Giving code demo at a meetup is a crucial part. And if it goes wrong, it may put you in a tough situation. In addition, the demo should be something that the audience should find interesting, easy to understand and doable. I will explain a few tricks I am using while giving a demo and it's working so far.
Though minimal, it should be a practical application that the audience can relate to 🚗
A demo should be relatable to the practical scenario most of our audience are aware of.
Also, they should feel like, they can do it with little effort, and for that,
- Try to make it easily understandable. You can show an architecture diagram to give an overall idea
- Use third-party services/libraries so that users try to focus on the core concept and not additionally required supportive code
- Keep a very simple file structure.
Code from Scratch 🐣
I found, if we start our demo from creating a project folder itself, the audience feels like no magic going on.

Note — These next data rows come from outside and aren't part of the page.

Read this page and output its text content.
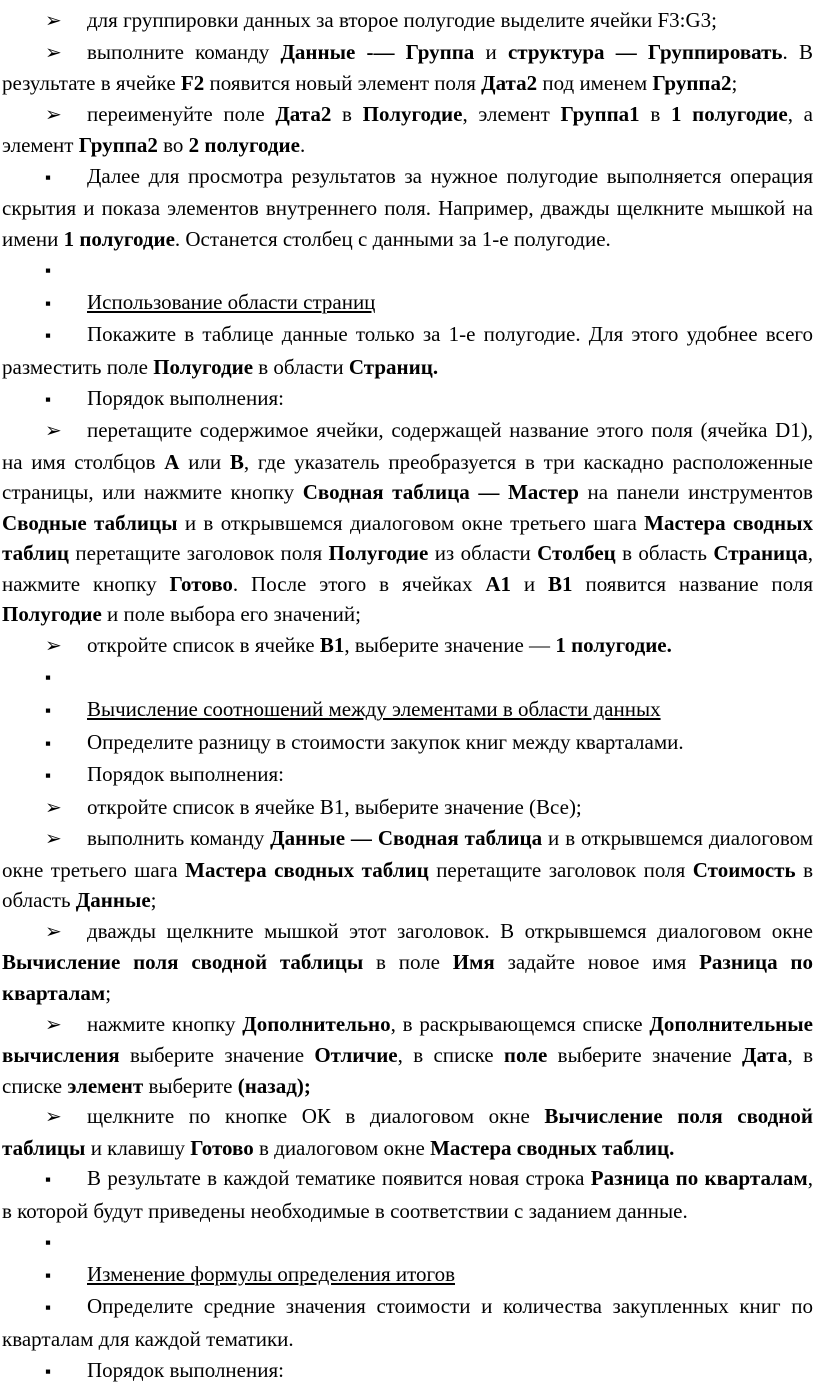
➢ для группировки данных за второе полугодие выделите ячейки F3:G3;
➢ выполните команду Данные -— Группа и структура — Группировать. В результате в ячейке F2 появится новый элемент поля Дата2 под именем Группа2;
➢ переименуйте поле Дата2 в Полугодие, элемент Группа1 в 1 полугодие, а элемент Группа2 во 2 полугодие.
▪ Далее для просмотра результатов за нужное полугодие выполняется операция скрытия и показа элементов внутреннего поля. Например, дважды щелкните мышкой на имени 1 полугодие. Останется столбец с данными за 1-е полугодие.
▪
▪ Использование области страниц
▪ Покажите в таблице данные только за 1-е полугодие. Для этого удобнее всего разместить поле Полугодие в области Страниц.
▪ Порядок выполнения:
➢ перетащите содержимое ячейки, содержащей название этого поля (ячейка D1), на имя столбцов А или В, где указатель преобразуется в три каскадно расположенные страницы, или нажмите кнопку Сводная таблица — Мастер на панели инструментов Сводные таблицы и в открывшемся диалоговом окне третьего шага Мастера сводных таблиц перетащите заголовок поля Полугодие из области Столбец в область Страница, нажмите кнопку Готово. После этого в ячейках А1 и В1 появится название поля Полугодие и поле выбора его значений;
➢ откройте список в ячейке В1, выберите значение — 1 полугодие.
▪
▪ Вычисление соотношений между элементами в области данных
▪ Определите разницу в стоимости закупок книг между кварталами.
▪ Порядок выполнения:
➢ откройте список в ячейке В1, выберите значение (Все);
➢ выполнить команду Данные — Сводная таблица и в открывшемся диалоговом окне третьего шага Мастера сводных таблиц перетащите заголовок поля Стоимость в область Данные;
➢ дважды щелкните мышкой этот заголовок. В открывшемся диалоговом окне Вычисление поля сводной таблицы в поле Имя задайте новое имя Разница по кварталам;
➢ нажмите кнопку Дополнительно, в раскрывающемся списке Дополнительные вычисления выберите значение Отличие, в списке поле выберите значение Дата, в списке элемент выберите (назад);
➢ щелкните по кнопке ОК в диалоговом окне Вычисление поля сводной таблицы и клавишу Готово в диалоговом окне Мастера сводных таблиц.
▪ В результате в каждой тематике появится новая строка Разница по кварталам, в которой будут приведены необходимые в соответствии с заданием данные.
▪
▪ Изменение формулы определения итогов
▪ Определите средние значения стоимости и количества закупленных книг по кварталам для каждой тематики.
▪ Порядок выполнения:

If you are using frameworks, yes you may not want to spend time on long-running scaffolding process. In that case, if you can start from the default scaffolded files itself it would be great. If you need some utilities by default, you can create a package or at least separate folder which audience can consider a third party library and not focus on its implementation.
Use third-party services 👨🔧
When we are making demo practical, we may need third-party services like send an email, upload image, pull JSON data of specific business etc. Nowadays in the growing era of No Code solutions, most of such services come with easy integration. So, better we quickly add them and try to make demo as real application as possible.
The services mostly have with free quota limits so just make sure you don't exceed the same during demo itself 😉 I experienced it once 😅
Audience should feel like it will be doable 😎
The actual success of the demo is when your audience tries it out and can implement themselves what you taught. And they will only try if they find it doable. Obviously, there can be people with a variety of experience level. But we should try to make it feel as easy as possible.
Keep some contents in mind to fill-in while waiting for long running tasks 📄
There may be some tasks during demo which may take time like, stop and start the project, deployment, downloading libraries etc. While waiting for those process to complete, we can explain related concepts. So keep some content for the same.
Practice, Practice and Practice 👩💻
Practice can only make you write the code quickly with less error. There will be many scenarios that you may fall into which you might not have given thought. By practicing more, you will come across them and get clear before the actual demo. Also, as I suggested in preparing your first talk, you can give a demo to your friends and get feedback.
Keep screen recording as backup 📹
We all know, it's programming! If unfortunately you run into an unexpected situation and getting out of it in limited time is not possible, you can explain the demo from screen recording.
Hope you find them useful. Please add your suggestions as well in the comment. I would love to learn from your experience.